Even in Watsonville, Motel 6 has been booked with evacuees every day for the past week, says receptionist Kevin Munoz.
“We have a few from Boulder Creek, we have some from Scotts Valley, they come from the very northern area,” he said. “Their situations are all the same; they finally had to evacuate, they lost a lot of their possessions, they are sad, they are destroyed. ‘
Most of the evacuees have lost their homes and are trying to stay as long as they can, but cost has become an issue for some. Motel 6 does not currently offer a discount, although Munoz says he is trying to convince his managers of this. Meanwhile, some evacuees have been forced to leave because they cannot afford the higher prices of the motel.
“I got that all morning – ‘the prices are a little too much,'” he said. “It saddens my heart.”
On the coast, more than 400 people have sought refuge in San Mateo County evacuation centers and the Red Cross has placed more in hotels throughout the area.

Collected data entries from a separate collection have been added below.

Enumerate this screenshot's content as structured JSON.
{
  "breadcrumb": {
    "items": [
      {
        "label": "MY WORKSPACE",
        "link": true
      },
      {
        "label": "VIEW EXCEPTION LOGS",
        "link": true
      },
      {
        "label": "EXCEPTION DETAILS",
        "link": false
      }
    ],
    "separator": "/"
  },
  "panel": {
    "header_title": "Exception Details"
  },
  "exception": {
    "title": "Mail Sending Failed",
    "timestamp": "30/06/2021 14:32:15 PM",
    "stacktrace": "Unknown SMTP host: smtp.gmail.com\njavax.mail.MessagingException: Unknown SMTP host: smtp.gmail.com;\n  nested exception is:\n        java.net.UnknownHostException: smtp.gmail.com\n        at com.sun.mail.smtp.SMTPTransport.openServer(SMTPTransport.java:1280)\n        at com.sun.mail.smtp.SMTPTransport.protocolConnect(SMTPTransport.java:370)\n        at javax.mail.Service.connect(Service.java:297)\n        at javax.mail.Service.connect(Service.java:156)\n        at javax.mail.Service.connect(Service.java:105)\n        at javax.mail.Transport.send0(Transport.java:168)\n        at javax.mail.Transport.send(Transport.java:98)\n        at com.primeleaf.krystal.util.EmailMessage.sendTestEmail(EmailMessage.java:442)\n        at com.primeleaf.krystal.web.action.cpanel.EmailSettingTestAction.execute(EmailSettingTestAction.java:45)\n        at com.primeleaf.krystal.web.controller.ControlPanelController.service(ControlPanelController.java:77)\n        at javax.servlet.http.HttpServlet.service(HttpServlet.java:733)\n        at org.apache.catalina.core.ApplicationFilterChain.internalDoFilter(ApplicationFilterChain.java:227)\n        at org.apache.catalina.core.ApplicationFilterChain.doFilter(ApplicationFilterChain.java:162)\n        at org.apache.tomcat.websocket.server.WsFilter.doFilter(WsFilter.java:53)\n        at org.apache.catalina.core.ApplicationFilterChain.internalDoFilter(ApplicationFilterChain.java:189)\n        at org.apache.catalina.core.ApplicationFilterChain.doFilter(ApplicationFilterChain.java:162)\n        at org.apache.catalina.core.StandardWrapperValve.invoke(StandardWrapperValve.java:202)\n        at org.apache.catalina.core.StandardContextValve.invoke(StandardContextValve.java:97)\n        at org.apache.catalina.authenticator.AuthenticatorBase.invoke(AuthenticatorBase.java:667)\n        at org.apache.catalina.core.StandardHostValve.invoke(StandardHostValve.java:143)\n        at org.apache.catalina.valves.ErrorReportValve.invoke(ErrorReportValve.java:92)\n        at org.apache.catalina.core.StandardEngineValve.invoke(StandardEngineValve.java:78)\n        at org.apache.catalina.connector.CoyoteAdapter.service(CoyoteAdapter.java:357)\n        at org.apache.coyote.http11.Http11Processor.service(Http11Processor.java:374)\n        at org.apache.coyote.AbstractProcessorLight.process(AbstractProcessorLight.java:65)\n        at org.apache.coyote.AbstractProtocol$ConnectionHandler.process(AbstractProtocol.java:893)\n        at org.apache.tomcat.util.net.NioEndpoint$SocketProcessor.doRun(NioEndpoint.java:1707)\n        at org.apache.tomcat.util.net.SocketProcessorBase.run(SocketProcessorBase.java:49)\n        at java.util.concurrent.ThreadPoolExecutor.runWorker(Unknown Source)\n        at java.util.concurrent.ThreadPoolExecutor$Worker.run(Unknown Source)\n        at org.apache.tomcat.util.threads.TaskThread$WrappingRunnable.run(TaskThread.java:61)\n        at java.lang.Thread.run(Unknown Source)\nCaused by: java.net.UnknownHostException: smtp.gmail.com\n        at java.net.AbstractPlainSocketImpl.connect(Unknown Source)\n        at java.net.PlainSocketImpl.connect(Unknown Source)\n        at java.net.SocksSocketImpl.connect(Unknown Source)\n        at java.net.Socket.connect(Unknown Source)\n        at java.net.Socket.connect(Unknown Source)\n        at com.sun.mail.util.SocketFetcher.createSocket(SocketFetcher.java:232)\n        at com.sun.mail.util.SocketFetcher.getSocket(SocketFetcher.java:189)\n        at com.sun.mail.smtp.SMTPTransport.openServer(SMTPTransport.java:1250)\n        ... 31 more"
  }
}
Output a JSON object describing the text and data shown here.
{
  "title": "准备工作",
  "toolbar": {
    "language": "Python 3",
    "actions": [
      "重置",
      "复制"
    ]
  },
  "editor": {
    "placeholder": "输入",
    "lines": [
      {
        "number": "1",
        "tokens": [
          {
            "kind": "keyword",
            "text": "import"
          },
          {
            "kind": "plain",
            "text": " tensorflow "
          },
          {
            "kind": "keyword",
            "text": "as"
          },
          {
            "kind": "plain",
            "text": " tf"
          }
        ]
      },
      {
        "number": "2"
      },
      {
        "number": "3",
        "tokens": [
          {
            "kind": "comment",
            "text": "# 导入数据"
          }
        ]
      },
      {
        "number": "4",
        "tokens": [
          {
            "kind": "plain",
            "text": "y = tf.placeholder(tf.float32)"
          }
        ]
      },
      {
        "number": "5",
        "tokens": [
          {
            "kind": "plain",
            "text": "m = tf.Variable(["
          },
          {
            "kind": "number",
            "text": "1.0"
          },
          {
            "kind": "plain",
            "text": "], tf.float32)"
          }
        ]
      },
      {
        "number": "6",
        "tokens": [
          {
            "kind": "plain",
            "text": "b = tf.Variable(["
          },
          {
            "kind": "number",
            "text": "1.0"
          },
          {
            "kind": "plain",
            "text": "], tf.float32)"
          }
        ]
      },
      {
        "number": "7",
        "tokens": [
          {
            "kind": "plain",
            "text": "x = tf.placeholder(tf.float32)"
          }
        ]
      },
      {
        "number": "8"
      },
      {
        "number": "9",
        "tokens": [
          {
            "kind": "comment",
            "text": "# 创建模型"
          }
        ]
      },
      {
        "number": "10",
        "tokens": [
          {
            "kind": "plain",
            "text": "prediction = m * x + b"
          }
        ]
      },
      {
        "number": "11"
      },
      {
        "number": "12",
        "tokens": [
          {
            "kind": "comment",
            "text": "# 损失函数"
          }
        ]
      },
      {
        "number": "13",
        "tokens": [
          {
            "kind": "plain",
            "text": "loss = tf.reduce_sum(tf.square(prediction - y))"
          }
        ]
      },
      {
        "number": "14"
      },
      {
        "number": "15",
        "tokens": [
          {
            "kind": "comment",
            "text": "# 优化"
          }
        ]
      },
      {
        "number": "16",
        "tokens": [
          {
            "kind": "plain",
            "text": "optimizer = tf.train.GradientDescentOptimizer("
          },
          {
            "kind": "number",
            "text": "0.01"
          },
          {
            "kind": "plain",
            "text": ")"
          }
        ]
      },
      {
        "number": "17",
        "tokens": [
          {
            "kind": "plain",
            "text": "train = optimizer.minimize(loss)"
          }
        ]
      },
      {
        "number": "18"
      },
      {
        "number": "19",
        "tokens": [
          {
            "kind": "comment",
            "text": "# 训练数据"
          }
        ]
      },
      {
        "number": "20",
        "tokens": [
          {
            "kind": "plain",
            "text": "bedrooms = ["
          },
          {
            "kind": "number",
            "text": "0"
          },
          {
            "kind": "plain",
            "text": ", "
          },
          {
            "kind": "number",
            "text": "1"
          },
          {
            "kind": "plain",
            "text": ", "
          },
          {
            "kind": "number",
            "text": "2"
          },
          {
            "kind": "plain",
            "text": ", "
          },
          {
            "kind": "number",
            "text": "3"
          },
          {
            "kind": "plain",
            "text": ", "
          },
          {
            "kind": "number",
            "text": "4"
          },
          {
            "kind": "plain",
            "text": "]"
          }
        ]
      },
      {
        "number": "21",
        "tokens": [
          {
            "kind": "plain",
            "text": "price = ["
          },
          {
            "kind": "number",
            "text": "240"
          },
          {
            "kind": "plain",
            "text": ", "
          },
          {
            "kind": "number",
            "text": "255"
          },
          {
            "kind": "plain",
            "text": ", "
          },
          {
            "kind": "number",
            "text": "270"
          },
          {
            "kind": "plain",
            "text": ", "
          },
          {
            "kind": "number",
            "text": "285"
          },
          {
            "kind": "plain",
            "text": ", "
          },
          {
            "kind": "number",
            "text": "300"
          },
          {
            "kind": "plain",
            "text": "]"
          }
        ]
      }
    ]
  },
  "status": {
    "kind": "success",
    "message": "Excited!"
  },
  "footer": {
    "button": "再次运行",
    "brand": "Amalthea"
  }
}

Some of the evacuees in South San Mateo County are immigrants who work as cooks and house cleaners and have already been hit hard by the economic devastation of the coronavirus pandemic, according to Rita Mancera, executive director of Puente, a non-profit community group. Their reaction has ranged from shock to sniffing in an evacuation center parking lot to stoicism, “We’ve been through so much, we’ll go through this now and we’ll be fine,” she said.
San Mateo County provides housing coupons, but they’re only good for three days, so Puente is trying to figure out how to expand that. Mancera is herself an evacuee. She, her husband and teenage son left their home in Butano Creek Friday with only a few suitcases. But her focus is on finding shelter for others.

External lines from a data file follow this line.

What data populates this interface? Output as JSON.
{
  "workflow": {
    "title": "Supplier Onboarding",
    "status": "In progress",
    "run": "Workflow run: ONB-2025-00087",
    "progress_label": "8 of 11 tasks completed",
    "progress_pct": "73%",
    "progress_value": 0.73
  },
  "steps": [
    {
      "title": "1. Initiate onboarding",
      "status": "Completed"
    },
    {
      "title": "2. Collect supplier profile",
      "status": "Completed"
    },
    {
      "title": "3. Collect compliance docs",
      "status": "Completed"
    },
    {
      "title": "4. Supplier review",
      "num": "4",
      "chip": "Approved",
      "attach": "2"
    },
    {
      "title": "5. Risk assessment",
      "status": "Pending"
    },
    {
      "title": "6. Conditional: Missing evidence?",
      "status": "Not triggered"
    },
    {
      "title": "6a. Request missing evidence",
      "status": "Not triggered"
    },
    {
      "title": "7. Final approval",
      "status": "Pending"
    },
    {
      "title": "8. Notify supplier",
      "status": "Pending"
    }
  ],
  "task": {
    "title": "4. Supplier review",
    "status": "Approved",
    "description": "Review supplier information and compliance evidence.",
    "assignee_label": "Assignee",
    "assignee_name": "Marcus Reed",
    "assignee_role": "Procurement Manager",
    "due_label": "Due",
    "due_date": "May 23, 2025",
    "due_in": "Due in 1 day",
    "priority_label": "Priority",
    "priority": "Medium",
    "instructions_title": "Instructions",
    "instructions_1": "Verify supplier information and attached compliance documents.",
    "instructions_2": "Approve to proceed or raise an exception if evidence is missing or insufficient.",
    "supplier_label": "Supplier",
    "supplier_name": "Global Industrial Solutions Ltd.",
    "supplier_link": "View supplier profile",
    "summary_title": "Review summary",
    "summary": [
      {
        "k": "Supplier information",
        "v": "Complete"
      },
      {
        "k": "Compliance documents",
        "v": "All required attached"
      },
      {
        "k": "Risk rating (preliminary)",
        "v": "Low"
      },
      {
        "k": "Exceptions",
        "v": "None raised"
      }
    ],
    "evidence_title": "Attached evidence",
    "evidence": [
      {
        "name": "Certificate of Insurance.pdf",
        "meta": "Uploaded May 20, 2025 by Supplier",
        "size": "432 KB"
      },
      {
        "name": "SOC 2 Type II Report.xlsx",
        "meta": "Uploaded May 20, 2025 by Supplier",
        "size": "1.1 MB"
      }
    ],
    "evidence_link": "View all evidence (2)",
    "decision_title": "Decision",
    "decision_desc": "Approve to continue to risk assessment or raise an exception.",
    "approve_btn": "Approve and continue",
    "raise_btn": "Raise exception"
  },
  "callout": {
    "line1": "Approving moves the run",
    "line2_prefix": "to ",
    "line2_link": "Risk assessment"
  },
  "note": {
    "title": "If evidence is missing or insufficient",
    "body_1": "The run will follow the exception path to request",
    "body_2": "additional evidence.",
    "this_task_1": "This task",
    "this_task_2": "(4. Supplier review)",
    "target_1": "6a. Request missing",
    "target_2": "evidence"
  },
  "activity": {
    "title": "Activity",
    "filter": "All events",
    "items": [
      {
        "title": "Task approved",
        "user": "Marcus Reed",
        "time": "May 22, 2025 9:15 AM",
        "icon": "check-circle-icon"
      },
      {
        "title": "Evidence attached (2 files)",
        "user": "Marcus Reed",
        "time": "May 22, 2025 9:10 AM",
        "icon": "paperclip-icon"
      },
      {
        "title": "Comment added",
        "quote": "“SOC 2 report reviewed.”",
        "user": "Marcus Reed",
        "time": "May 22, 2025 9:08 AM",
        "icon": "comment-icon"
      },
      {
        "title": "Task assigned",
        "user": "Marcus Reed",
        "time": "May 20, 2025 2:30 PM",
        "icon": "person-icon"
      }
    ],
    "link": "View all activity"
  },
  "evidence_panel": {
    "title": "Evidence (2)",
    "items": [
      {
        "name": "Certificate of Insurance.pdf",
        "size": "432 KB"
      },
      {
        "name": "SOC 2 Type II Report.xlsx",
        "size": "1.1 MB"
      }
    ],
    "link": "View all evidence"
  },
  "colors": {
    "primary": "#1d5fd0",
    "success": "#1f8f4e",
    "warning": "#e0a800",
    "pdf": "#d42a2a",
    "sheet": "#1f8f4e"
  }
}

“Housing is already limited and expensive,” Mancera said, “it just adds to the burden.”
There is some help for families struggling with the cost of evacuation. Some of the people with insurance and who were instructed to evacuate may be reimbursed for housing and other costs, depending on their policies. More than 400 people in Northern California have volunteered for their homes through Airbnb, according to the company, and they are working on connecting with evacuees. Not too many evacuees seek refuge with friends and family.
But as if still falling on the streets in Santa Cruz, helping everyone in hotels and shelters is just waiting for now. At the Civic Auditorium, Culloty does his best to keep everyone’s spirits high. He brought his acoustic guitar, and with no comedians or rockstars coming along, he is the entertainment of the night.

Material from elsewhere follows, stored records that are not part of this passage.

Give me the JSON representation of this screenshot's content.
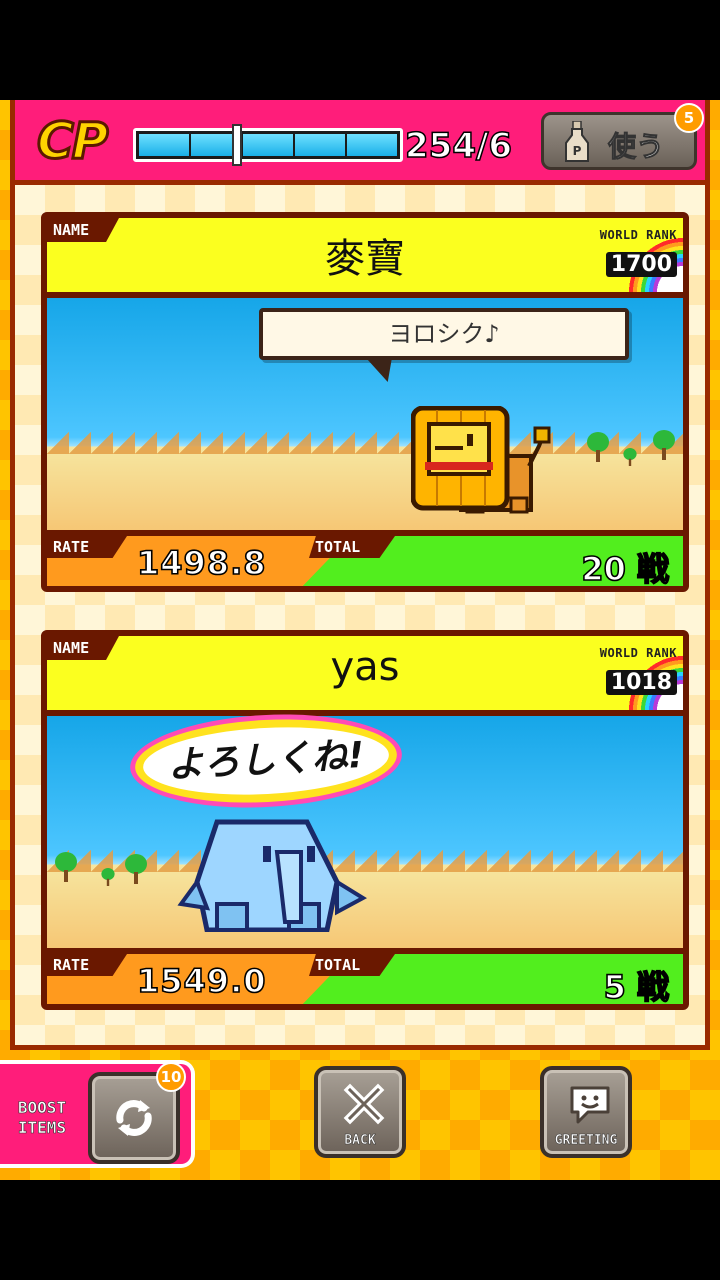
{
  "header": {
    "cp_logo": "CP",
    "cp_value": "254/6",
    "cp_fill_fraction": 0.38,
    "use_button": {
      "label": "使う",
      "badge": "5",
      "icon": "bottle-icon"
    }
  },
  "players": [
    {
      "name_label": "NAME",
      "name": "麥寶",
      "world_rank_label": "WORLD RANK",
      "world_rank": "1700",
      "greeting": "ヨロシク♪",
      "character": "lion",
      "rate_label": "RATE",
      "rate": "1498.8",
      "total_label": "TOTAL",
      "total": "20 戦"
    },
    {
      "name_label": "NAME",
      "name": "yas",
      "world_rank_label": "WORLD RANK",
      "world_rank": "1018",
      "greeting": "よろしくね!",
      "character": "elephant",
      "rate_label": "RATE",
      "rate": "1549.0",
      "total_label": "TOTAL",
      "total": "5 戦"
    }
  ],
  "footer": {
    "boost_label_line1": "BOOST",
    "boost_label_line2": "ITEMS",
    "boost_badge": "10",
    "boost_icon": "refresh-icon",
    "back_label": "BACK",
    "back_icon": "close-icon",
    "greeting_label": "GREETING",
    "greeting_icon": "speech-bubble-icon"
  },
  "colors": {
    "header_pink": "#ff1d7a",
    "name_yellow": "#fbff1f",
    "rate_orange": "#ff9a1e",
    "total_green": "#52ee1e",
    "frame_brown": "#6a1800"
  }
}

Under a blood-orange sunny Friday, Culloty and fellow guitarist Michael Martyn gathered along with several other evacuees outside the auditorium to sing and dance. She played Hotel California, one of his favorites. And he tried not to think about the fires that were still burning near his house.
“What else is there to do?” he said. “I will not make myself a wreck that worried me about it.”
Staff writer Emily Deruy contributed to this report.